Tone: you'd be badly mistaken to read these as imperious demands. Instead, pretend you'd asked, "Are there some things you think church members might not think of, that you as a pastor wish they did think of?" I'd shift around in my seat uncomfortably, decline at first... and then, when you really pressed me, I'd say:
- For one: what would you think if a pastor turned up at your door, supposedly there to visit you and speak about spiritual and eternal matters — and he had iPod buds in his ear the whole time? And if he occasionally tapped his foot while you spoke, clearly listening at least partly to music and not you?
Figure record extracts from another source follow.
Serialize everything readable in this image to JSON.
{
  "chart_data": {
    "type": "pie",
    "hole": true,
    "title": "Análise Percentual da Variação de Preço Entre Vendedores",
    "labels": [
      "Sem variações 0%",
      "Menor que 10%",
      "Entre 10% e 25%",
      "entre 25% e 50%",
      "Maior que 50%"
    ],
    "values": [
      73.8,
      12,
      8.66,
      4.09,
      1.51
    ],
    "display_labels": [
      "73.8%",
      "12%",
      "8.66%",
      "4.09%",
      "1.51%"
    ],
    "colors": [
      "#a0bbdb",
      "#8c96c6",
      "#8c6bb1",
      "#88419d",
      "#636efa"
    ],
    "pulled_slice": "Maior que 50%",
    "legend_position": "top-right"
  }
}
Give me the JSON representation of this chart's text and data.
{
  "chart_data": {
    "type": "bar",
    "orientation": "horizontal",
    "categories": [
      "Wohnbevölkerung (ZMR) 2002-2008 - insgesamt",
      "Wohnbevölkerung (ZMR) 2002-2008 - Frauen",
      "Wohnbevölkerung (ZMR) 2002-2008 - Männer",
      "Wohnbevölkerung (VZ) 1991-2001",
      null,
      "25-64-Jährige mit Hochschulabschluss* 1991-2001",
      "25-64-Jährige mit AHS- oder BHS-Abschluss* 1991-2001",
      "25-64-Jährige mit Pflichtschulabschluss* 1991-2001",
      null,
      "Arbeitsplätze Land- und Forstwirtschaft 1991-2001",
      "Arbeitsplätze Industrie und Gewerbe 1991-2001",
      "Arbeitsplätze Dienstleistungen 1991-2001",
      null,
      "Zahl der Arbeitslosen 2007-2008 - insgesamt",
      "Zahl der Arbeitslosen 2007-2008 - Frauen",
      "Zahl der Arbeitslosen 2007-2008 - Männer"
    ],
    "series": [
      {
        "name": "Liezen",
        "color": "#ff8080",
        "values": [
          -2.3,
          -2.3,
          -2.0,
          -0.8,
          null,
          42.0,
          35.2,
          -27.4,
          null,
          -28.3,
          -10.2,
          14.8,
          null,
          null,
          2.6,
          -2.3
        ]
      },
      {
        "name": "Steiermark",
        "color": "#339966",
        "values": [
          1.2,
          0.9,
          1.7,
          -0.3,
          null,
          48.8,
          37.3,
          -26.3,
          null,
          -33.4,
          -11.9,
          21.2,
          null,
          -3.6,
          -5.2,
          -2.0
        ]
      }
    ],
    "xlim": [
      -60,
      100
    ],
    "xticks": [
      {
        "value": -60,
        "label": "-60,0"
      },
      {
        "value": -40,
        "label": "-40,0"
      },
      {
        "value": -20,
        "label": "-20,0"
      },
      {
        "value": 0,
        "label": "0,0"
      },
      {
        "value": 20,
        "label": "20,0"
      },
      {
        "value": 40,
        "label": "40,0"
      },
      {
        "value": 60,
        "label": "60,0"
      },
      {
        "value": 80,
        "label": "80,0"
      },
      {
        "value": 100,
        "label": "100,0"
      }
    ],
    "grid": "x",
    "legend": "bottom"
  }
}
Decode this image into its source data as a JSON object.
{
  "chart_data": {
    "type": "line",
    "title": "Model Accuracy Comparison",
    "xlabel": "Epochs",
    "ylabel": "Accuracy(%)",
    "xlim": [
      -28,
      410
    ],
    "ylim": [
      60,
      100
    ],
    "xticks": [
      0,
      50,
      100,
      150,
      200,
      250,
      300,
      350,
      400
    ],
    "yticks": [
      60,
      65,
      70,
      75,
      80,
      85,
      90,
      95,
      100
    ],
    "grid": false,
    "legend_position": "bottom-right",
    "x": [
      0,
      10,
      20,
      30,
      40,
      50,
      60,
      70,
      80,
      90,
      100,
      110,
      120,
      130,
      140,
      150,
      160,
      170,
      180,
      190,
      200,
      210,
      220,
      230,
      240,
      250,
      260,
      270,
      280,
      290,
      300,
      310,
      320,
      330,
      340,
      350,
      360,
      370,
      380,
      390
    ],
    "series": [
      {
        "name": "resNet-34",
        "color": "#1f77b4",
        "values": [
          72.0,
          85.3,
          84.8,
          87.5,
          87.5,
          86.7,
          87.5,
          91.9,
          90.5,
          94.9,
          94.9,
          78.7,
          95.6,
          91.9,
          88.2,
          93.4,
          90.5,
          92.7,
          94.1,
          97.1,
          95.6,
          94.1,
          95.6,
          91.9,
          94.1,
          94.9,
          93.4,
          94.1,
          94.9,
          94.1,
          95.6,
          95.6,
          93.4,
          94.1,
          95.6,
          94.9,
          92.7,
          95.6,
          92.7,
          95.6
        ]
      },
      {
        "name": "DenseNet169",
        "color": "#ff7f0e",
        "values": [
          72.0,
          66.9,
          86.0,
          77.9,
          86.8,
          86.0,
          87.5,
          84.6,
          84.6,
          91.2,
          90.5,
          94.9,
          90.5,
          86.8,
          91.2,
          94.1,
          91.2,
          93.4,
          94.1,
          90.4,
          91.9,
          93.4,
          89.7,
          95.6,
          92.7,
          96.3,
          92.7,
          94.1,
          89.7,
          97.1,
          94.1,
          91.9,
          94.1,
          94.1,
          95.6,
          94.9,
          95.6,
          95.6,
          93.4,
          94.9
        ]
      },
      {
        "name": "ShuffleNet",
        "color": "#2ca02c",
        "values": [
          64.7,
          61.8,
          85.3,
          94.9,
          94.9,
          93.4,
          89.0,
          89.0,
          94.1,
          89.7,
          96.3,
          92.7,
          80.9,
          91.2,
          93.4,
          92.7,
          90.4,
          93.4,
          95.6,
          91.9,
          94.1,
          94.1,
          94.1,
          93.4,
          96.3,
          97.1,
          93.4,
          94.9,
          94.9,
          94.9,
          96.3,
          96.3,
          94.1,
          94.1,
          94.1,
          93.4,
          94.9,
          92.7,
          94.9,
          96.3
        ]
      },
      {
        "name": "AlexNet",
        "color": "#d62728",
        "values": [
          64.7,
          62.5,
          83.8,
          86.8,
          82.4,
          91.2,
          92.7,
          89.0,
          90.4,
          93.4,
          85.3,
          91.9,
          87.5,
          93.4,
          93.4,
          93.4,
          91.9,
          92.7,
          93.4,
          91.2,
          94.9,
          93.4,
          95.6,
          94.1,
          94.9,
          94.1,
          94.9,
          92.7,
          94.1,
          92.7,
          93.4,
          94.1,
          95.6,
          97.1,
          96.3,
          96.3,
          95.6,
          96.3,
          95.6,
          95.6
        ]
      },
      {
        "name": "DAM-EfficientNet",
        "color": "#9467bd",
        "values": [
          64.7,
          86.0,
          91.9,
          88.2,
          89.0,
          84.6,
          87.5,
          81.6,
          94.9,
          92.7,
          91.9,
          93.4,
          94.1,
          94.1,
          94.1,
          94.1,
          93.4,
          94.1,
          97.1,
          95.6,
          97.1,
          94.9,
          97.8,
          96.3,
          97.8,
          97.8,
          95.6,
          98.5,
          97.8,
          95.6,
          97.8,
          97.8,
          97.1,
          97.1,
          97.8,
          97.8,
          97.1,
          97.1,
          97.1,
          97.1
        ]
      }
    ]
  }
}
Rude, eh? So, please: turn off your TV and radio and stereo when the pastor visits. Believe me, you won't miss anything essential.
- Wouldn't it be weird if, while he was preaching and for no connected reason at all, the pastor did "air-guitar"? Distracting, no? So, please: spit out the gum before the service. Preaching to a roomful of dear, chawing souls is not unlike addressing a pasture-full of ruminating bovines. [Now, that is a request. If you get up to lead something in a service where I'm the pastor — music, announcements, reading, prayer, whatever — and you're chewing? We'll have a conversation.]
- It's great that you have your itty-bitty kiddies in the service. Truly! They should indeed learn to be quiet and attend during worship. But keep others in mind, and do pursue the goal of not training your child overly at everyone else's expense. Towards that end, please bear with three tips, at no extra charge:
- Kids actually can be quiet, if they believe that you expect it of them.
- Kids (particularly little ones) need to hear simple, clear directions. Speak in absolutes. "Shh" or "Quiet" just means (if anything) that they should keep up a constant slightly quieter stream of sound. What you should say — and mean — is, "Don't talk." (Alternately, commenters suggest "Don't make noise" and "Don't be distracting.")
- If your cherub won't shush, it is thoughtful to remove him or her — but you must find a way to make sure (s)he doesn't think it's a pleasant and easy alternative to self-control, and thus the birth of a new and cherished regular tradition.
- Encourage your teens (and self) to regulate liquid intake and output so that they can .actually retain their seat during a 35-55 minute sermon — as they (and you) surely do during a 90-120 minute movie.
- If a rare emergency requires egress and ingress during the sermon, please do your best to shut the door quietly in both directions.
- And for mercy's sake, turn off your cell phones. The White House can wait until the service is over. Really, they can!